“E a vida o que é? Diga lá, meu irmão!” Nunca foi fácil responder à instigante pergunta de Gonzaguinha. A ciência não encontrou a solução, e a filosofia não faz questão de encerrar a discussão. Mas, para a fé cristã, não há dúvida ou sequer titubeio: a vida é dom de Deus! E, como tal, é dever do cristão defendê-la, em toda Criação, na sua mais rica diversidade e em cada criatura, desde a concepção até seu fim natural, na sua completude e sua plenitude. Pois é para além desse aparente fim que a vida encontra seu verdadeiro sentido e eternidade.
Nesses tempos tenebrosos em que até o que considerávamos unanimidade, como a erradicação do trabalho infantil, é passível de discussões, a defesa da vida e de sua dignidade torna-se princípio e fim em si mesma. Uma vez que argumentos do tipo “é preciso fazer sacrifícios”, “nunca fez mal algum”, “isso é vitimismo”, para não citar os de baixo calão, recaem sobre os mais pobres, marginalizados e até sobre o meio ambiente, a Igreja tem que firmar sua posição.
Buscando “novos caminhos para a Igreja e para uma ecologia integral”, o Sínodo da Amazônia, a realizar-se em outubro, iniciou-se com a etapa da “escuta” das bases, isto é, indígenas, ribeirinhos, quilombolas, comunidades do campo e da cidade. Dessa forma, pôde verificar quais são as ameaças e as dificuldades para a vida, o território e a cultura, bem como o papel que os leigos, especialmente as mulheres, devem exercer, inclusive para que a Eucaristia não permaneça como uma excepcionalidade. Mas essa movimentação chamou a atenção de órgãos do Governo que falam em interferência em questão de soberania nacional ao que dom Erwin Kräutler, o bispo emérito do Xingu (PA), questionou: Não devemos ser “sal da terra”, “luz do mundo”, “fermento na massa”? Se estruturas e medidas governamentais são iníquas, perversas, desumanas, excludentes, não cabe a todos os fiéis e, por excelência, aos bispos exigir que sejam respeitados a dignidade e os direitos de quem foi criado à imagem e semelhança de Deus? A Igreja não legisla sobre políticas públicas, mas exige de cada governo que se esmere em implementar programas de saúde, educação, habitação, segurança, transporte, saneamento básico para os cidadãos e as cidadãs do país. Nesse caso, trata-se da defesa do meio ambiente, sem o qual o ser humano não sobrevive.

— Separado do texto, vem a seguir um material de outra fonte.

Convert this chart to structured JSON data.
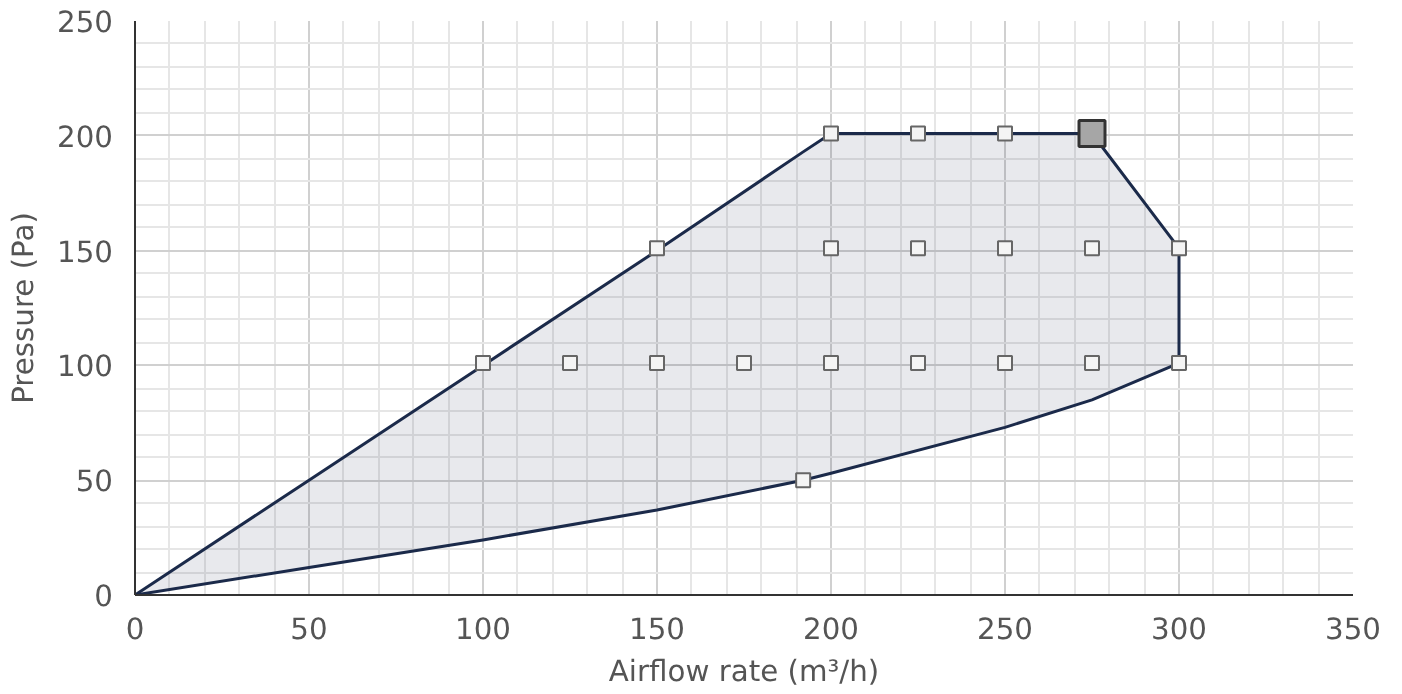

Noutra dimensão, a Conferência Nacional dos Bispos do Brasil (CNBB) divulgou nota sobre o julgamento em curso no Supremo Tribunal Federal a respeito da criminalização da homofobia. Nela, afirma que “é defensora incondicional da vida, desde a sua concepção até a morte natural. Nesse sentido, é contrária a qualquer ato de violência”. Diz que “em diálogo com os setores da sociedade que buscam fortalecer a punição para os casos de homofobia, a Igreja pede clareza nos processos em curso no Judiciário e Legislativo”, de modo que prevaleça “o respeito fraterno que todo ser humano deve cultivar em relação a seu semelhante”, e acrescenta: “A liberdade religiosa, que pressupõe o respeito aos códigos morais com raízes na fé, deve ser compatibilizada com as decisões judiciais relacionadas à criminalização da homofobia. A doutrina religiosa não semeia violência, mas, ao contrário, partilha um código de condutas que promove a defesa da vida”.
Também o Papa Francisco reafirmou recentemente esse compromisso cristão, que passa por cobrar a isenção daqueles que são responsáveis de julgar, pois deles “dependem decisões que influenciam os direitos e os bens das pessoas”. Num primeiro momento, em vídeo amplamente comentado devido às coincidências com o cenário nacional em que pesam suspeitas sobre atos condenatórios de cunho político, o Santo Padre afirma que “os juízes devem seguir o exemplo de Jesus, que nunca negocia a verdade”.
Outra frente de preocupação com a vida veio através do alerta, emitido pelos bispos do Brasil, acerca da reforma da Previdência, inaudito ao Congresso Nacional, que a aprovou com folga. Desde março, a CNBB afirmava que “as mudanças contidas na proposta sacrificam os mais pobres, penalizam as mulheres e os trabalhadores rurais, punem as pessoas com deficiência e geram desânimo quanto à seguridade social, sobretudo, nos desempregados e nas gerações mais jovens”, sem deixar claro quais são e quem possui privilégios, bem como a forma de combater a sonegação e de cobrar os devedores da Previdência.
Será que ainda teremos a pureza da resposta das crianças? Ou nos caberá a vergonha de não ser feliz? Lutemos, pois, para podermos cantar que a vida é bonita, é bonita e é bonita!